En cas de litige, dois-je prendre un avocat ?

 

Oui et non.

 

Oui si ce litige est porté devant le TGI d’EVRY ou un autre TGI français à raison du montant de la demande (> à 10.000,00 €), et/ou de sa nature (droit de la famille hormis concubins et suites d’un divorce, droit de la construction, etc). S’il s’agit d’une procédure pénale concernant un mineur ou devant Monsieur le procureur dans le cadre d’une C.R.P.C. et devant les Cours d’Assises. En effet, dans ces matières, la représentation ou l’assistance d’un avocat est obligatoire par le fait de la Loi et aucun argument ne pourra être soulevé ni être entendu d’une personne non représentée ou non assistée.

 

Non, si vous croyez (à tort) pouvoir vous défendre tout seul. En effet, seul un avocat est assuré pour vous prodiguer des conseils juridiques et agir dans votre intérêt au mieux des nombreuses Lois, réglementations et jurisprudences récentes car il présente la garantie d’une formation supérieure d’au mois 6 ans, réactualisée tous les ans par les effets de la formation permanente à laquelle il est astreint.

 

Il sera également le seul professionnel à pouvoir déceler une nullité dans le dossier de poursuites monté contre vous par le Parquet et susceptible d’aboutir à l’annulation intégrale de toutes poursuites, même en cas d’infraction caractérisée.

 

Ce travail se fera en toute discrétion dans la mesure où votre avocat est astreint au respect du secret professionnel lui interdisant de répéter à quiconque une confidence que vous lui auriez confiée, à perpétuité, et sous peine de poursuites pénales (jusqu’à 5 ans d’emprisonnement) et professionnelles (suspension, radiation à temps ou à vie).

 

Si par extraordinaire il commettait une erreur dans le cadre de son obligation de moyen, de diligence et de conseil, il sera redevable envers vous d’une obligation d’indemnisation stipulée par le contrat d’assurance professionnelle qu’il a souscrit obligatoirement.
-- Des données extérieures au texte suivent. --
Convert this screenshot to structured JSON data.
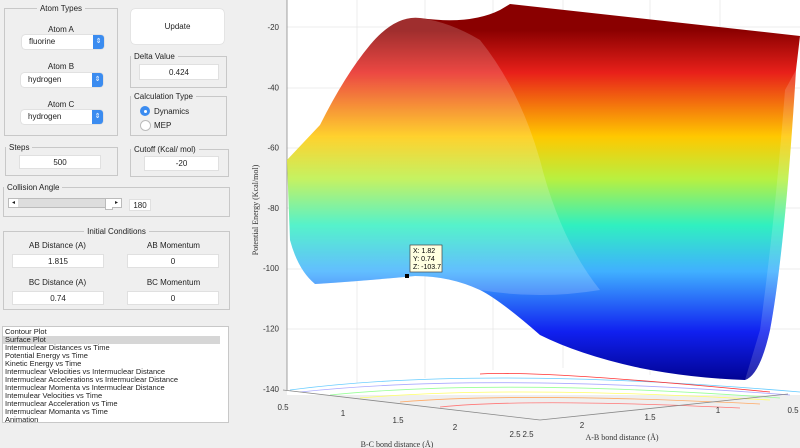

Il en est de même pour les opérations de transfert de fonds, sous certaines conditions.

 

Enfin, vous pouvez tenter d’assurer votre défense, vous-même, comme vous pouvez construire votre maison ou entretenir votre voiture, mais il faudra, alors, de la même façon, ne pas craindre que le plafond ne s’écroule ou que la trajectoire de votre voiture ne vous échappe !

 

Ne dois-je choisir un avocat que lorsque je suis convoqué en Justice ?

 

Tout comme vous avez un médecin de famille ou un médecin référent, il n’est pas inutile d’avoir un avocat habituel pour plusieurs raisons.

  • tout d’abord il vous connaît, tout comme les particularités de votre vie, et vous n’aurez pas besoin de les lui répéter à chaque entretien.

  • vous aurez plus de temps pour le choisir faute d’urgence et donc de tisser avec lui des liens de confiance qui sont aussi importants qu’avec un médecin de famille.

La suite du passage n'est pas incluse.